# Cookbook 3: Validate data with GX Core and GX Cloud

This cookbook showcases a data validation workflow characteristic of vetting existing data in an organization's data stores. It could be representative of two groups within an organization enforcing a publisher-subscriber data contract, or users ensuring that data meets the requirements for its intended use.

[Cookbook 1](Cookbook_1_Validate_data_during_ingestion_happy_path.ipynb) and [Cookbook 2](Cookbook_2_Validate_data_during_ingestion_take_action_on_failures.ipynb) explored GX Core workflows that were run within a data pipeline, orchestrated by Airflow. This cookbook introduces [GX Cloud](https://greatexpectations.io/gx-cloud) as an additional tool to store and visualize data validation results and features a hybrid workflow using GX Core, GX Cloud, and Airflow.

This cookbook builds on [Cookbook 1: Validate data during ingestion (happy path)](Cookbook_1_Validate_data_during_ingestion_happy_path.ipynb) and [Cookbook 2: Validate data during ingestion (take action on failures)](Cookbook_2_Validate_data_during_ingestion_take_action_on_failures.ipynb) and focuses on how data validation failures can be programmatically handled in the pipeline based on GX Validation Results. This cookbook assumes basic familiarity with GX Core workflows; for a step-by-step explanation of the GX data validation workflow, refer to [Cookbook 1](Cookbook_1_Validate_data_during_ingestion_happy_path.ipynb) and [Cookbook 2](Cookbook_2_Validate_data_during_ingestion_take_action_on_failures.ipynb).

## Imports

The GX Core content of this cookbook uses the `great_expectations` library.

The `tutorial_code` module contains helper functions used within this notebook and the associated Airflow pipeline.

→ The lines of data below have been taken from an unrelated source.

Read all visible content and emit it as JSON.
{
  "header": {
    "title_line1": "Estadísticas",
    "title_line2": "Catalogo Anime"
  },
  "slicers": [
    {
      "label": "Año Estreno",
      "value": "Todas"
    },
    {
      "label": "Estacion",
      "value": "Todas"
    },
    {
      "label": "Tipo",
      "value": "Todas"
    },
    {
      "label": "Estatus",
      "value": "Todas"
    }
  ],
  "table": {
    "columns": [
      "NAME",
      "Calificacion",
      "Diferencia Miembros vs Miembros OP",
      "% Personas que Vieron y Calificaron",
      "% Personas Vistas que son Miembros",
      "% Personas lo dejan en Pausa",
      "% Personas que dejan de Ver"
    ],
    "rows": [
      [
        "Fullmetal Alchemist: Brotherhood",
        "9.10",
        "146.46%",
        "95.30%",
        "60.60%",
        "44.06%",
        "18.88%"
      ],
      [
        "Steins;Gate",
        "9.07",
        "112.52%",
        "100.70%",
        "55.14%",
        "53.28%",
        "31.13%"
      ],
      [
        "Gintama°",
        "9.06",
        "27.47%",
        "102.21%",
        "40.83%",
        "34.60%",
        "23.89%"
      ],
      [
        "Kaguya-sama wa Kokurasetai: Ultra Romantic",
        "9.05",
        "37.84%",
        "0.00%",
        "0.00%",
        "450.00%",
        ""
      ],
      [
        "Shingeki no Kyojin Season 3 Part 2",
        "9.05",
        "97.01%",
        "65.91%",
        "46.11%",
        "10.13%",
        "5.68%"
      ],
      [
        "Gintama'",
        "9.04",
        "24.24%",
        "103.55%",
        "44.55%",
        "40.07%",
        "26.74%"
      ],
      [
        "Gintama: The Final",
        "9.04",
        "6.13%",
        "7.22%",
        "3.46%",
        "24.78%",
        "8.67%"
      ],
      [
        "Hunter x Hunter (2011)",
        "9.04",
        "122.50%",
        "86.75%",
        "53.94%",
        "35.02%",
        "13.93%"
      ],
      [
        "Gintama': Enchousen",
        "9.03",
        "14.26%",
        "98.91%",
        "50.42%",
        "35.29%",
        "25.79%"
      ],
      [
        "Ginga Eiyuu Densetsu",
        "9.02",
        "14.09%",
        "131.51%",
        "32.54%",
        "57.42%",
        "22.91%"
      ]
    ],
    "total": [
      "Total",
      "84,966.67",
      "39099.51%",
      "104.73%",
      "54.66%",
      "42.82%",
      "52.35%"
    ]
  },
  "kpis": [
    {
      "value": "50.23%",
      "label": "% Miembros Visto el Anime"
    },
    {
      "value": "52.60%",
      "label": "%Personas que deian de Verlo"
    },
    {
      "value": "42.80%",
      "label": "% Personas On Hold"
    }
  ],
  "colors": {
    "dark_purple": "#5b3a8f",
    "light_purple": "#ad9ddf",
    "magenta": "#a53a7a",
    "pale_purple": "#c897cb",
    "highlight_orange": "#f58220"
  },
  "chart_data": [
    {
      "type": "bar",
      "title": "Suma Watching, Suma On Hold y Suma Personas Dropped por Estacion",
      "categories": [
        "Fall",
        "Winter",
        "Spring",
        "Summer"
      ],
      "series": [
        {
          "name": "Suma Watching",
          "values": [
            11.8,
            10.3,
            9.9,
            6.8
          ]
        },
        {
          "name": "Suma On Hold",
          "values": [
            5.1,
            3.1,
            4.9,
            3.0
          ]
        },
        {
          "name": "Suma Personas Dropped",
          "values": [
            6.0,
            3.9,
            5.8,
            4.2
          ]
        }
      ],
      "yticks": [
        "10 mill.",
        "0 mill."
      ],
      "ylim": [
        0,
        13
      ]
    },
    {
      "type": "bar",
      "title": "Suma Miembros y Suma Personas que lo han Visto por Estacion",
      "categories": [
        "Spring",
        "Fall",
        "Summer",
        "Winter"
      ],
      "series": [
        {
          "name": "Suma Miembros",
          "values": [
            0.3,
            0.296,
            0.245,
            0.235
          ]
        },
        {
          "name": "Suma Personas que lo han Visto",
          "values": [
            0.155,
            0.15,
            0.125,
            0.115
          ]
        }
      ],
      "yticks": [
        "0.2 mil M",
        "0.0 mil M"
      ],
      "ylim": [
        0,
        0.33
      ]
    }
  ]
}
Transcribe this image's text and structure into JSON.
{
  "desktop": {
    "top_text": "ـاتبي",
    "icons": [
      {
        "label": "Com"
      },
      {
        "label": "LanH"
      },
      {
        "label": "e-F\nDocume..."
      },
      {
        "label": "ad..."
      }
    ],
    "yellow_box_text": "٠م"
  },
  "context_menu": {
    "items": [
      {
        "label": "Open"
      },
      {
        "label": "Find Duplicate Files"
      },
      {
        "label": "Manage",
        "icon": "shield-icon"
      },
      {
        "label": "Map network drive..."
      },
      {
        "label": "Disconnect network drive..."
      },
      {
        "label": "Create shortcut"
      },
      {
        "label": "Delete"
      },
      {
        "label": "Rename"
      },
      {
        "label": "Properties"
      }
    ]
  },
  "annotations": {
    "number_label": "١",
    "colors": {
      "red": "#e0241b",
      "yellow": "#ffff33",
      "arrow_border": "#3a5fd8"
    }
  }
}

The `airflow_dags` submodule is included so that you can inspect the code used in the related Airflow DAG directly from this notebook.

In [None]:
import os

import great_expectations as gx
import great_expectations.expectations as gxe
import IPython
import pandas as pd

import tutorial_code as tutorial
import airflow_dags.cookbook2_validate_and_handle_invalid_data as dag

## The GX data quality platform

The Great Expectations data quality platform is comprised by:
* [GX Cloud](https://greatexpectations.io/gx-cloud), a fully managed SaaS solution, with web portal, and
* [GX Core](https://github.com/great-expectations/great_expectations), the open source Python framework.

GX Cloud and GX Core can be used separately for a cloud-only or programmatic-only approach ([Cookbook 1](Cookbook_1_Validate_data_during_ingestion_happy_path.ipynb) and [Cookbook 2](Cookbook_2_Validate_data_during_ingestion_take_action_on_failures.ipynb) are an example of a Core-only workflow). However, using GX Core and GX Cloud *together* provides a solution in which GX Cloud serves as a single source of truth for data quality definition and application, and GX Core enables flexible integration of data validation into existing data stacks. Together, GX Cloud and GX Core enable you to achieve data quality definition, monitoring, and management using UI-based workflows, programmatic workflows, or hybrid workflows.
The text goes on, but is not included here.